Small business owners may not expect to be the target of cyberattacks — after all, wouldn’t hackers be more interested in multinational firms, financial institutions and governments?
But SMBs are just as much at risk for cyberattacks as larger organizations — perhaps even more so, because many lack proper security measures. And that makes them easy targets.
Indeed, a recent study by the Ponemon Institute found that more than 50 per cent of SMBs have been breached in the past 12 months (the most prevalent attacks being phishing or social engineering). Of those surveyed, only 14 per cent rated their ability to mitigate such attacks as highly effective. The reason: lack of budget, technology and personnel.
If you’re a small business owner or an IT pro working for an SMB, this comes as no surprise. You may well be aware that security risks are lurking around every virtual corner, but you simply don’t have the budget to invest in technology or personnel.
And while security is a concern, it’s often not a priority — though the aftermath of an attack can be devastating, particularly for SMBs.
“The cost of recovery is staggering and in most cases, it leads to the shutdown of businesses,” writes Oscar Marquez in an article for Security Magazine. “The average cost of recovery from SMB data breaches is $36,000 and can even lead to a loss of up to $50,000. This amount may even be the total value of small businesses. Recovery may be near to impossible if you are a data breach victim.”
How can you protect your small business?
Though the threat landscape is constantly evolving, security is not a lost cause. Following some straightforward protocols, investing in the right technologies and perhaps even turning to a trusted partner can help to mitigate cyberattacks.
First off, it’s important to create a formal security policy — and then enforce it (that means putting someone in charge of it). According to the Ponemon Institute report, 65 per cent of SMBs have a password policy — requiring employees to use strong passwords that change every 60 to 90 days, for example — but don’t strictly enforce it. Clearly, password protection isn’t going to be effective if everyone is ignoring it.
Once you create a security policy, make sure you train your employees (possibly with the help of a security consultant). Since many cyberattackers target employees through phishing and social engineering scams, training employees to avoid risky behaviour and recognize the signs of a breach, if it does occur, are key to any IT security strategy.
This isn’t foolproof — would-be attackers can still trick even the savviest of employees. But investing in employee training can reduce the risk of cyberattacks by up to 70 per cent, according to a study by Wombat Security Technologies and the Aberdeen Group.

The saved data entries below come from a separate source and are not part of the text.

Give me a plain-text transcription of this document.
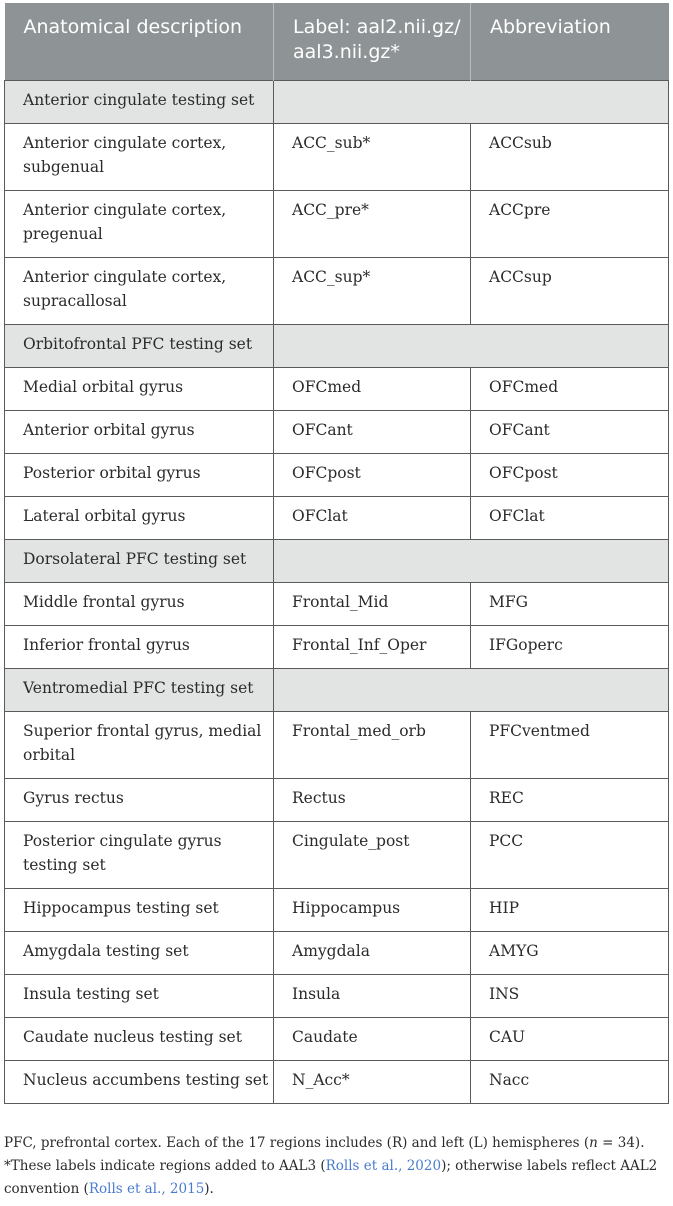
Anatomical description	Label: aal2.nii.gz/ aal3.nii.gz*	Abbreviation
Anterior cingulate testing set		
Anterior cingulate cortex, subgenual	ACC_sub*	ACCsub
Anterior cingulate cortex, pregenual	ACC_pre*	ACCpre
Anterior cingulate cortex, supracallosal	ACC_sup*	ACCsup
Orbitofrontal PFC testing set		
Medial orbital gyrus	OFCmed	OFCmed
Anterior orbital gyrus	OFCant	OFCant
Posterior orbital gyrus	OFCpost	OFCpost
Lateral orbital gyrus	OFClat	OFClat
Dorsolateral PFC testing set		
Middle frontal gyrus	Frontal_Mid	MFG
Inferior frontal gyrus	Frontal_Inf_Oper	IFGoperc
Ventromedial PFC testing set		
Superior frontal gyrus, medial orbital	Frontal_med_orb	PFCventmed
Gyrus rectus	Rectus	REC
Posterior cingulate gyrus testing set	Cingulate_post	PCC
Hippocampus testing set	Hippocampus	HIP
Amygdala testing set	Amygdala	AMYG
Insula testing set	Insula	INS
Caudate nucleus testing set	Caudate	CAU
Nucleus accumbens testing set	N_Acc*	Nacc

PFC, prefrontal cortex. Each of the 17 regions includes (R) and left (L) hemispheres (n = 34).

*These labels indicate regions added to AAL3 (Rolls et al., 2020); otherwise labels reflect AAL2 convention (Rolls et al., 2015).
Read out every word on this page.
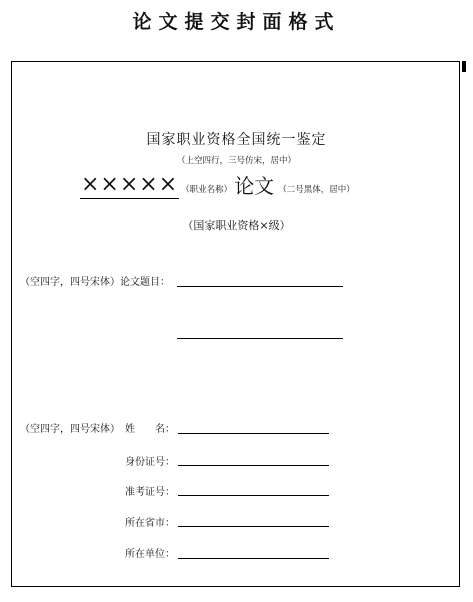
论文提交封面格式
国家职业资格全国统一鉴定
（上空四行，三号仿宋，居中）
××××× （职业名称） 论文 （二号黑体，居中）
（国家职业资格×级）
（空四字，四号宋体）论文题目：
（空四字，四号宋体） 姓　　名：
身份证号：
准考证号：
所在省市：
所在单位：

A security strategy also includes a technology layer — just don’t rely on technology as the be-all-end-all. Antivirus software can help, but three out of four SMBs reported that exploits evaded their anti-virus software, according to the Ponemon Institute report. Make sure software is patched and up-to-date, as older versions of software are full of vulnerabilities.
Firewalls add another layer of protection by preventing unauthorized users from accessing the network. But cyberattackers can sneak past your firewall through a ‘back door’ and gain access to the network — and you may not even know it for weeks or even months. Advanced persistent threats, for example, attack a network over time and in multiple phases to avoid detection.
This is why we’re seeing the rise of ransomware, where cyberattackers slip through a back door and use malware to encrypt sensitive data — essentially holding that data hostage until the victim pays up.
“After extorting millions from consumers over the past few years, file-encrypting ransomware creators are increasingly focusing their attention on victims who are more likely to pay up: small and medium-sized businesses,” writes Lucian Constantin in an article for PCWorld. That’s because data is critical to their operations, and they can typically afford to pay the ransom.
Should you pay the cyberattack ransom?
Paying the ransom, however, isn’t recommended. There’s no guarantee that you’ll get your data back, or that you won’t be targeted again.
That’s why a data backup strategy should be part of your overall security strategy. So, if data is lost, stolen, compromised or held for ransom, you can recover it from an alternate location, such as a secure cloud (so long as it’s not connected to the network).
Breaches are going to occur; no security tool or technology is 100 per cent effective. Your security strategy should also map out how you’re going to deal with a breach before it gets out of control.
There’s no one-size-fits-all security solution, so consider hiring an IT security consulting firm to run a risk assessment and pinpoint your organization’s vulnerabilities. It doesn’t have to cost a small fortune to fix those vulnerabilities: there are several managed security service providers (MSSPs) that will do all the heavy lifting for you, for the cost of a monthly subscription fee.
Don’t assume your organization isn’t big enough to be attractive to cyberattackers. Assume it is, and have a solid defence in place when they come.